Tidak ada kata-kata yang bisa kulontarkan. Mulutku terasa pahit sehingga enggan untuk bicara. Aku hanya memandangi punggung besar Ayah yang terlihat sangat jauh dariku, seperti bukan sesuatu yang bisa kusentuh. Punggung besar Ayah seharusnya menjadi tempatku bersandar meski hanya sesekali, namun punggung itu selalu menjauh dan semakin jauh.

Selama aku hidup, belum pernah sekalipun ia memegang punggung Ayah hanya untuk sekedar bertumpu. Tangan besar itu juga tidak pernah sekalipun kugenggam. Tangan itu tidak pernah mengelus punggungku atau mengusap kepalaku. Tangan itu hanya terus melukai kulitku. Aku pun tidak punya ide bagus untuk memperbaiki kenyataan itu. Kalau Ayah membenciku, maka aku juga akan melakukan hal yang sama.

"Kau membuatku muak, Taehyung."

Kata-kata Ayah terdengar seperti petir yang menyambar sampai ke hatiku. Ini bukan yang pertama, lagi-lagi aku menyadarinya. Namun, rasanya tetap sakit setiap kali Ayah memaki dan mengumpat padaku. Ayah menorehkan luka dan aku tidak berniat membela diri lagi.

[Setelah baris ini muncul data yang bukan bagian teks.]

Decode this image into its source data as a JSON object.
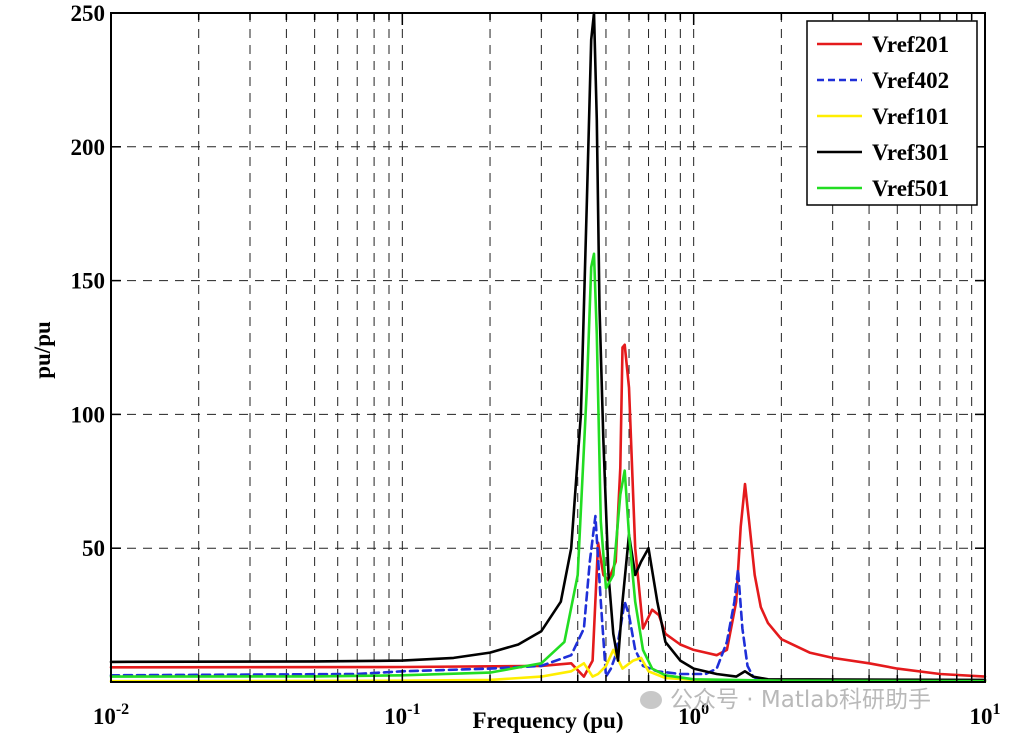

"Namjoon akan mengawasimu selama sepekan. Jangan berbuat macam-macam," kata Ayah lagi lalu melangkah ke arah mejanya untuk memungut bidak catur yang berserakan di karpet bermotif dari Timur Tengah.

Aku masih berdiri di sana, merasakan dentuman di dalam dadaku semakin kencang dan sesuatu berhasil mencekik leherku. Napasku terengah dan pukulan Ayah sepertinya membuat kepalaku sedikit pening. Suara napasku terdengar semakin kasar, mungkin Ayah akan segera terganggu. Namun, aku tidak bisa bergerak sedikit pun.

"Kenapa tidak keluar?" tanya Ayah.

Namjoon menghampiriku lalu menepuk punggungku untuk menyadarkanku.

"Tuan Muda, Anda baik-baik saja?"

Aku hanya menoleh sekilas kepada Namjoon lalu mengatur napasku hingga kini lebih tenang.

"Kau mau dipukul lagi?"

Pertanyaan itu membuatku bisa melangkahkan kakiku lagi. Aku membungkuk sebentar lalu pergi tergesa-gesa. Aku keluar dari ruangan Ayah dengan membanting pintu. Mungkin Ayah melempar lagi bidak caturnya ke arah pintu begitu aku menutupnya dengan keras. Namjoon menyusulku terburu-buru menenteng kotak P3K.

"Izinkan saya membantu mengobati luka Anda," katanya.

**


JEON YURI


Aku terlonjak karena suara alarm ponselku berdering tepat di sebelah telingaku. Yang pertama kulakukan ketika terbangun adalah melompat kaget dan mendarat kembali untuk mematikan alarm ponsel. Aku mencium bau alkohol yang menyengat dari tubuhku sendiri. Pengar masih menguasai tubuhku, tapi aku sungguh tidak banyak mengingat kejadian semalam.

Aku beranjak dari ranjang tidur lalu mengambil ikat rambut yang tergeletak di meja rias. Saat melirik sebentar ke cermin, pantulan wajahku lebih mirip hantu ketimbang manusia. Aku terburu-buru memungut pakaianku semalam yang berhamburan di lantai. Bajuku basah oleh alkohol dan ada sebuah jaket kulit berwarna hitam tersampir di kursi.

"Oh! Seorang pemuda menolong dan memberikan jaket padaku," gumamku karena mengingat kejadiannya samar.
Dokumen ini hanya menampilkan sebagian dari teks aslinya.